Binari racconta il declino cognitivo
In scena due donne, la fragilità umana e le sfide esistenziali
Sabato 20 alle 21.00 presso il Centro Culturale Artemia, diretto da Maria Paola Canepa, per la rassegna InCorti da Artemia il quarto corto in scena sarà Binari scritto da Matteo Tibiletti, diretto dallo stesso Tibiletti ed Emanuela Legno che sarà sul palco insieme a Silvia Codo. Lo spettacolo della Compagnia Il volto di velluto, narra l’incontro in una stazione ferroviaria tra due donne, Adele e Rebecca.
Salve. Perché vi siete iscritti a InCorti da Artemia?
Buongiorno e grazie per la possibilità di dialogo proposta con questa intervista!
Abbiamo già partecipato ad un’altra edizione del festival qualche anno fa e abbiamo apprezzato le capacità organizzative e la molteplicità di spunti di riflessione dei diversi spettacoli, utili per il nostro lavoro. Inoltre, riteniamo che la forma del corto teatrale, specialmente se prevede un numero esiguo di attori, funzioni molto bene in spazi raccolti, in termini di ascolto e compartecipazione.
Cosa vi aspettate dal festival?
Speriamo, come è già successo, di poter raccogliere osservazioni, critiche costruttive, riscontro; ma, soprattutto, di cogliere occasioni di confronto con gli altri corti in concorso, al fine di migliorare il nostro lavoro per il futuro.
Parliamo del vostro corto. Tema dello stesso è il declino cognitivo che impatta con forza sui ricordi e le relazioni personali, come avete affrontato l’argomento? Chi o cosa vi ha ispirati?
L’argomento è stato affrontato con grande attenzione, data la delicatezza dello stesso. Al fascino della memoria, del ricordo, punti fermi di tutte le nostre vite, si unisce la paura di perderli, di non essere più in grado di trattenere ciò che ci ha attraversato e ci ha, quindi, forgiato.
La memoria è un dono, ci permette di ripercorrere i nostri errori e le nostre scelte e il timore che possa scivolare via ferisce. E incuriosisce. La scelta della stazione come cornice di questo lavoro è legata alla percezione di questo luogo: il tempo è fermo, si attende, si spera, si riflette, si vuole partire o tornare.
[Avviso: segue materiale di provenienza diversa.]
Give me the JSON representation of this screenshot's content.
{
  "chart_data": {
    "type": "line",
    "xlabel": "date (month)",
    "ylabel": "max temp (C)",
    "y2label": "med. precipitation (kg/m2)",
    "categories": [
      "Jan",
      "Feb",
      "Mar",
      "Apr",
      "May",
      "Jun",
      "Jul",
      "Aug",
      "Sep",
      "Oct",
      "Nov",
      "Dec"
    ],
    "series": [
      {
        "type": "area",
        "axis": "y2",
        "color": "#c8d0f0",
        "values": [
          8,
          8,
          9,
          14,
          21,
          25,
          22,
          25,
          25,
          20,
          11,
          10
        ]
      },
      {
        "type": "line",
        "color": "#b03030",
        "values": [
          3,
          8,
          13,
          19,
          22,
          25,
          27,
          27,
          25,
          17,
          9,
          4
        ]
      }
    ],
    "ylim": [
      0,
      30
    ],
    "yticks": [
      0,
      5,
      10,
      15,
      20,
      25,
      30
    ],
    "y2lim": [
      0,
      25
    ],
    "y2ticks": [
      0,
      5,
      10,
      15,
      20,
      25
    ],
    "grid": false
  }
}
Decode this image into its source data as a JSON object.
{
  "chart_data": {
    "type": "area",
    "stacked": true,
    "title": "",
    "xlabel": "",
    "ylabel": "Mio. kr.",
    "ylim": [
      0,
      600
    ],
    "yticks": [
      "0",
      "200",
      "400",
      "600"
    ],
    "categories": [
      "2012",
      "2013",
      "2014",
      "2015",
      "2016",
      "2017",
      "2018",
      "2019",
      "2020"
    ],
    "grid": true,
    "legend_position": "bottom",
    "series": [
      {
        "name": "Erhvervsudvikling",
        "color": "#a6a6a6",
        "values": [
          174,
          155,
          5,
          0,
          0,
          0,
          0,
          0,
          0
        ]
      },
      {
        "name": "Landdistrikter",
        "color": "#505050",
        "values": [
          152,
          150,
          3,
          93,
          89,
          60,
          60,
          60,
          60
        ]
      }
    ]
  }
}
Adele e Rebecca, le due protagoniste, chi sono e cosa rappresentano?
Le due protagoniste sono gli opposti di un medesimo volto: la fragilità mentale di Adele impone a Rebecca l’impegno, per quanto faticoso, di trovare la forza per riordinare il caos. Il tentativo di Rebecca è quello di ricomporre frammenti della memoria di Adele.
Avete mai pensato a voi stessi nelle stesse situazioni? Quale soluzione si potrebbe prendere?
È molto difficile immedesimarsi nel personaggio di Adele. Alcuni di noi hanno avuto esperienze familiari affini e l’apporto di questi ricordi ha aiutato molto nella realizzazione del nostro lavoro. Studiare il personaggio di Rebecca ci ha permesso di riflettere sulla possibilità di aiutare una persona in difficoltà, sull’importanza di sentirsi utili, senza invadere troppo la sfera personale, con l’intento di lasciarne intatta la dignità.
Con la pandemia si è tanto parlato di resilienza, cosa potrebbe accomunare questa al declino cognitivo e cosa no?
La resilienza è un tratto umano indiscutibilmente straordinario: la vita, strettamente intesa, è solo sopravvivenza, legata a bisogni primari e, addirittura, involontari, come respirare; l’esperienza, invece, è ciò che la riempie, la caratterizza. Le vicende che ci attraversano, le persone che conosciamo, che amiamo o no, gli eventi che ci mettono in difficoltà ci formano, ci cambiano.
Esperienze drammatiche, come quelle legate alla pandemia, ci hanno costretti a tornare in ascolto, a rivalutare il senso del tempo, dello spazio, a riconsiderare la nostra personale gerarchia di priorità.
Grazie e in bocca al lupo!
Grazie a voi! Siamo emozionati e impazienti di salire sul vostro palco! A presto!